Los últimos yihadistas de Raqqa negocian su rendición para ser evacuados

Pretenden evacuar en autobuses junto a civiles que usarían de escudos humanos

MIKEL AYESTARAN
CORRESPONSAL EN JERUSALÉNActualizado:

El grupo yihadista Daesh ya no pelea hasta la muerte y ha arrojado la toalla en Raqqa, donde sus milicianos negocian la rendición de lo que fue la capital en el lado sirio del califato. Fuentes locales confirmaron a la agencia Reuters que los yihadistas tratan de pactar con la mediación de los líderes tribales una evacuación de los civiles que retienen, en la que ellos también quieren formar parte del convoy. Todos saldrían en los mismos autobuses de la ciudad para posteriormente liberar a los civiles, a los que quieren usar como escudos humanos, y los combatientes se dirigirían a un lugar sin concretar. Los activistas del grupo Raqqa Is Being Slaughtered Silently (Raqqa está siendo masacrada en silencio) informaron en su página de Facebook de la llegada de «decenas de autobuses», lo que podría significar el inminente inicio de esta evacuación.

El coronel Ryan Dillon, portavoz de la coalición que lidera Estados Unidos, reveló que «unos 100 combatientes» ya se rindieron el viernes y, según sus datos, podrían quedar 200 o 300 seguidores del «califa» más en una ciudad que antes de la guerra tenía 200.000 habitantes y que después de tres meses de combates ha quedado reducida a escombros. Las Fuerzas Democráticas Siria (FDS), la alianza donde la fuerza principal es kurda y que cuenta con el respaldo estadounidense, confirmaron la existencia de las negociaciones y anunciaron «la victoria final en Raqqa en un plazo de 24 o 48 horas».

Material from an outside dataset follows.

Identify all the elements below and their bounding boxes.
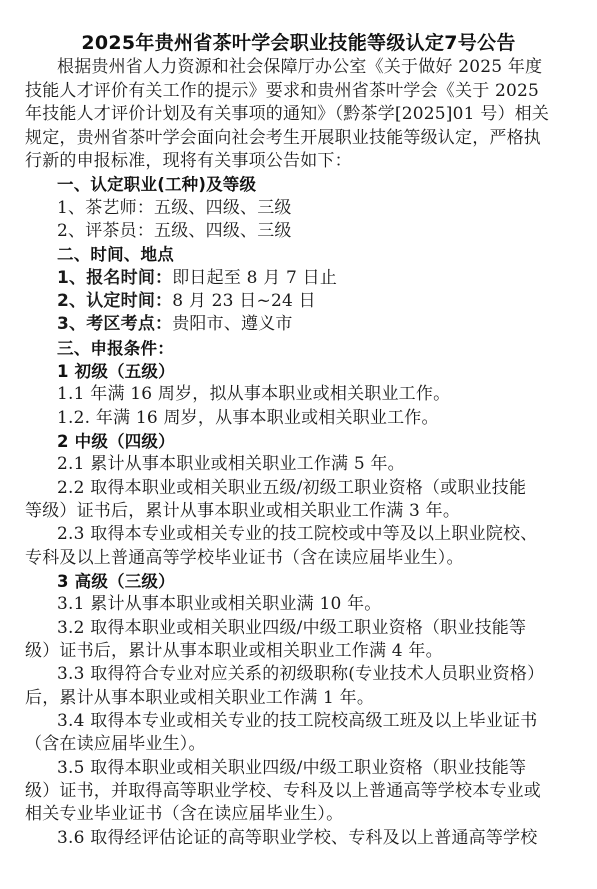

Las evacuaciones de yihadistas son una práctica habitual en Siria, pero la última, que se realizó en la frontera libanesa tras un acuerdo entre Hizbolá y Daesh, fue criticada por la coalición internacional. En el caso de Raqqa, el coronel Dillon aseguró que ellos no toman parte directa en las conversaciones, pero quiso aclarar que para EE.UU. resultaría «inaceptable» la salida de milicianos de Daesh y exigió su «rendición incondicional». Si Mosul fue el gran símbolo del «califato» por su valor cultural e histórico en el mundo árabe, Raqqa ha sido desde el verano de 2014 la auténtica capital de la crueldad de un grupo que realizó aquí la mayor parte de los asesinatos que grabó y difundió a través de las redes sociales.

Avance del Ejército sirio

Además de los kurdos, con apoyo de EE.UU., el Ejército sirio y sus aliados también combaten a Daesh y lograron liberar Al Mayadin, localidad próxima a la frontera con Irak y punto clave desde el que poder avanzar hacia el valle del Éufrates. Esta zona desértica se ha convertido en el último refugio para unos yihadistas que sufren derrota tras derrota en los últimos meses y que han cambiado de estrategia y ya no combaten hasta la muerte, como lo hacían hasta la pérdida en julio de Mosul. Tanto los combatientes de Irak, como los de Siria, se repliegan a esta zona en la que podría producirse el combate final contra el «califato».